The Things You Should Know About Stockholm
This cutting-edge capital is the height of Scadi-cool. But how much do you know about Stockholm beyond IKEA, Abba and spas? Now’s as good a time as ever to put your knowledge to the test. From drinkable river water to the world’s first-ever open-air museum, here are a few interesting facts about Stockholm that might surprise you.
If you are planning a trip to Stockholm, Here are 7 interesting facts about Stockholm
1. Stockholm is built on 14 islands
Stockholm sits on 14 islands that are connected by 57 bridges. Each of these islands has its own distinctive character. Stadsholmen is home to Stockholm Palace, the official residence of the Swedish monarchy, Långholmen is a popular spot for walks, picnics and swimming at the small beaches, and Södermalm was once known as the “slum” area of Stockholm but is now the bohemian and cultural heart of the capital city.
2. Stockholm is one of the cleanest cities in Europe
Stockholm was crowned the European Green Capital in 2010 and it’s managed to cling onto its credentials. It’s slashed carbon emissions by over 25% since the 1990s and is aiming to be fossil fuel free by 2050.
It’s also one of the least polluted cities on the continent. In fact, the water is so clean you can drink it, swim in it and even fish in it.
Editorial credit: NadyaEugene / Shutterstock.com
3. Stockholm is home to one of the best-preserved historic districts in Europe
Gamla Stan – Stockholm’s Old Town – is one of the largest and best-preserved medieval city centres in Europe. Founded in 1252, the historic centre and the adjacent island of Riddarholmen still feature cobblestone and pedestrian-only roads.
You can still see cellar vaults and frescoes dating all the way back to the Middle Ages, as well as a handful of beautiful churches and museums, including the Stockholm Cathedral. The Royal Palace is the most famous building in the district and one of the largest castles in the world, with over 600 rooms.

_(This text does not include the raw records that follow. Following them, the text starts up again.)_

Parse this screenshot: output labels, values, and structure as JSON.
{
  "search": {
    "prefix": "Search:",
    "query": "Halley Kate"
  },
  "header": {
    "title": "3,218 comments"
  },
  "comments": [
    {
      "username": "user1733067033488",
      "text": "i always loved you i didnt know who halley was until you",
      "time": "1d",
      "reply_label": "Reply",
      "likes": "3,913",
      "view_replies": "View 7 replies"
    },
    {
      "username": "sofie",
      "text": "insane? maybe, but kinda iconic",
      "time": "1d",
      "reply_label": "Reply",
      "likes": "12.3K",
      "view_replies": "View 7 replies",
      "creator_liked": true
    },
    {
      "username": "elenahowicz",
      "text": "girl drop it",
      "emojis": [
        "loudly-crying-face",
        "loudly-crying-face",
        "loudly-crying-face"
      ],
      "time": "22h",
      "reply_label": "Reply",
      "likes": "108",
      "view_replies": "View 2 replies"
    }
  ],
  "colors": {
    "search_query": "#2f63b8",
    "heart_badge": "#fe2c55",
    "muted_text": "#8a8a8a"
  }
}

4. Stockholm is home to the world’s largest hemispherical building
The Avicii Arena, formerly known as the Ericsson Globe, is the world’s largest hemispherical building. It boasts a diameter of 11 metres, an inner height of 85 metres and a volume of 605 cubic metres. Built in 1989, it’s now one of Stockholm’s most iconic buildings. It’s the country’s national hockey arena, but it also hosts countless concerts and events. Some of the world’s biggest artists have performed here, including the Rolling Stones, Beyonce, Madonna and U2. For sparkling views, you can hop on The Skyview, a gondola running alongside the curved wall.
5. Stockholm is home to the world’s first-ever open-air museum
Skansen, located on Djurgården Island, opened on October 11 1891, which makes it the oldest open-air museum in the world. When it first opened, the museum featured a handful of historical houses spread across 30,000 sq. metres. Today, it encompasses around 150 historical buildings, attracting more than one million visitors a year.

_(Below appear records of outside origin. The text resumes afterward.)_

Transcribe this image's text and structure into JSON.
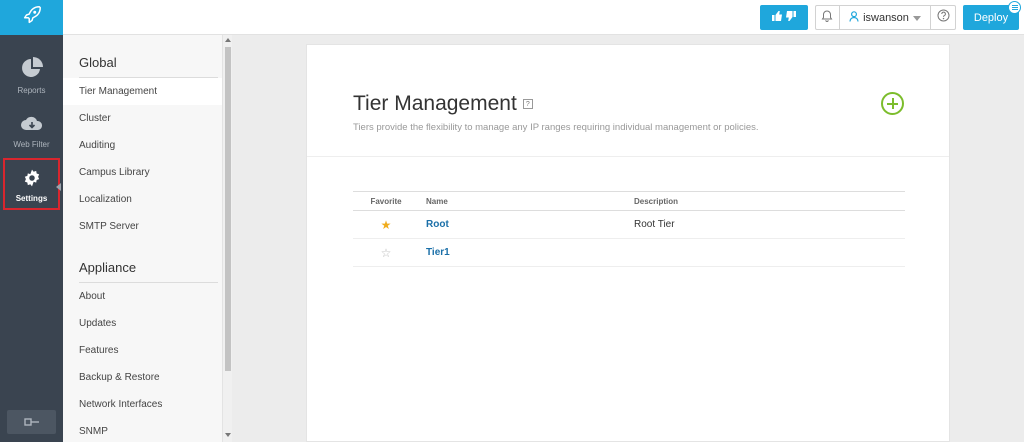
{
  "rail": {
    "items": [
      {
        "label": "Reports",
        "icon": "pie-chart-icon"
      },
      {
        "label": "Web Filter",
        "icon": "cloud-download-icon"
      },
      {
        "label": "Settings",
        "icon": "gear-icon",
        "active": true
      }
    ],
    "accent_color": "#1fa7dc",
    "highlight_color": "#d9262e"
  },
  "topbar": {
    "username": "iswanson",
    "deploy_label": "Deploy"
  },
  "subnav": {
    "sections": [
      {
        "title": "Global",
        "items": [
          "Tier Management",
          "Cluster",
          "Auditing",
          "Campus Library",
          "Localization",
          "SMTP Server"
        ]
      },
      {
        "title": "Appliance",
        "items": [
          "About",
          "Updates",
          "Features",
          "Backup & Restore",
          "Network Interfaces",
          "SNMP"
        ]
      }
    ],
    "active_item": "Tier Management"
  },
  "main": {
    "title": "Tier Management",
    "help_glyph": "?",
    "subtitle": "Tiers provide the flexibility to manage any IP ranges requiring individual management or policies.",
    "table": {
      "headers": {
        "favorite": "Favorite",
        "name": "Name",
        "description": "Description"
      },
      "rows": [
        {
          "favorite": true,
          "name": "Root",
          "description": "Root Tier"
        },
        {
          "favorite": false,
          "name": "Tier1",
          "description": ""
        }
      ]
    }
  }
}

Artur Hazelius founded the museum to preserve a picture of Sweden’s old peasant society as authentically as possible. Each of the buildings is furnished according to the period in which it was built and staff wear historical clothing too.
6. Stockholm is unofficially home to the world’s longest art gallery
Dubbed the world’s longest art gallery, Stockholm’s metro stations are brimming with art, paintings, mosaics and sculptures. At 68 miles (110 km long), more than 90 of its 100 metro stations feature works. Since 1957, artists have played a key role in the design of new stations and over time the city’s older stations have been spruced up too. Some of the most famous stops include Bagarmossen, which features a Gert Marcus screen painting, and Stadion’s vivid rainbow.
7. Stockholm Syndrome really does come from Stockholm
Criminologist and psychiatrist Nils Bejerot coined the term “Stockholm Syndrom” to describe victims feeling positive feelings to their abuser or captor. He made the discovery following one of Sweden’s most famous crimes. In Norrmalmstorg in 1973, career criminal Clark Olofsson help hostages in a six-day bank siege. The hostages began to identify with their captors, even developing a liking for them. Kristin Ehnmark, explained in 2009: “It’s some kind of a context you get into when all your values, the morals you have, change in some way.”